And what if one doesn't want any government? And what if one sees that government... any government... as simply one group of people holding a gun to the head of other group(s) of people. Your suggestion of "voting" does just that. All voting does is "swap" those groups around at various times and stages. Government "executes" it's policies, laws, orders, etc., (domestically and abroad) through force and threat of force. "Legal" and "Illegal" will always have different meaning and effect at different times and circumstance. The government has complete "control" of what might be "legal" or "illegal" whenever or wherever. Morality never figures into the question of what the government - any government - determines to be "legal" or "illegal."

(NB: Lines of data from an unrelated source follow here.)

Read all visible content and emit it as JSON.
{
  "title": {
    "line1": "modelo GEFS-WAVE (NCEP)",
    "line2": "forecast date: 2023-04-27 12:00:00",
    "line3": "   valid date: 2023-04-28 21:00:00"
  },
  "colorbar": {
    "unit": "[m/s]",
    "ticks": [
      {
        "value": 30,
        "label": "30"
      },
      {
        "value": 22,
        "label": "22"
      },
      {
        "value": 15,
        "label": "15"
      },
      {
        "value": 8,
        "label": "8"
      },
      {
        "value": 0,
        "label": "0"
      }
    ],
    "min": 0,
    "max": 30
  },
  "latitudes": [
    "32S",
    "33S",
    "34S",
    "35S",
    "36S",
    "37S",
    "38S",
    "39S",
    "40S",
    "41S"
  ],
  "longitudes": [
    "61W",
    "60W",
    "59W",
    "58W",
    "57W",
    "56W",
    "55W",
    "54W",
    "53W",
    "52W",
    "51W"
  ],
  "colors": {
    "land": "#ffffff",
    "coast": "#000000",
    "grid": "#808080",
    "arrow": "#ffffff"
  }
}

Then they accuse you of being an anarchist, implying someone who does not wish to be involuntarily governed is somehow less ethical and more violent prone than the State.
Always makes me think of this:
In 1842, this ninety-one-year-old veteran was interviewed by a twenty-one-year-old reporter. The young reporter apparently expected to hear stories of unjust taxes and oppression, and of revolutionaries schooled in theories of liberty. What he got was far different, and more to the point:
Reporter: “Captain Preston, did you take up arms against intolerable oppressions?”

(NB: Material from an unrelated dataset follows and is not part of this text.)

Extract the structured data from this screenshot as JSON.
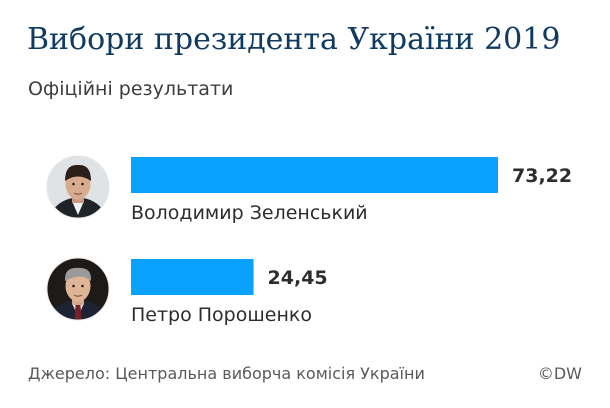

Preston: “Oppression? I didn’t feel them.”
R: “What, were you not oppressed by the Stamp Act?”
P: “I never saw one of those stamps. I certainly never paid a penny for one of them.”
R: “Well, what then about the tea tax?”
P: “I never drank a drop of the stuff; the boys threw it all overboard.”
R: “Then I suppose you had been reading Harrington or Sidney or Locke about the eternal principles of liberty?”
P: “Never heard of ‘em. We read only the Bible, the Catechism, Watts’ Psalms, and the Almanac.”
R: “Well, then, what was the matter? And what did you mean in going to this fight?”
P: “Young man, what we meant in going for those redcoats was this: We always had governed ourselves, and we always meant to. They didn’t mean we should.”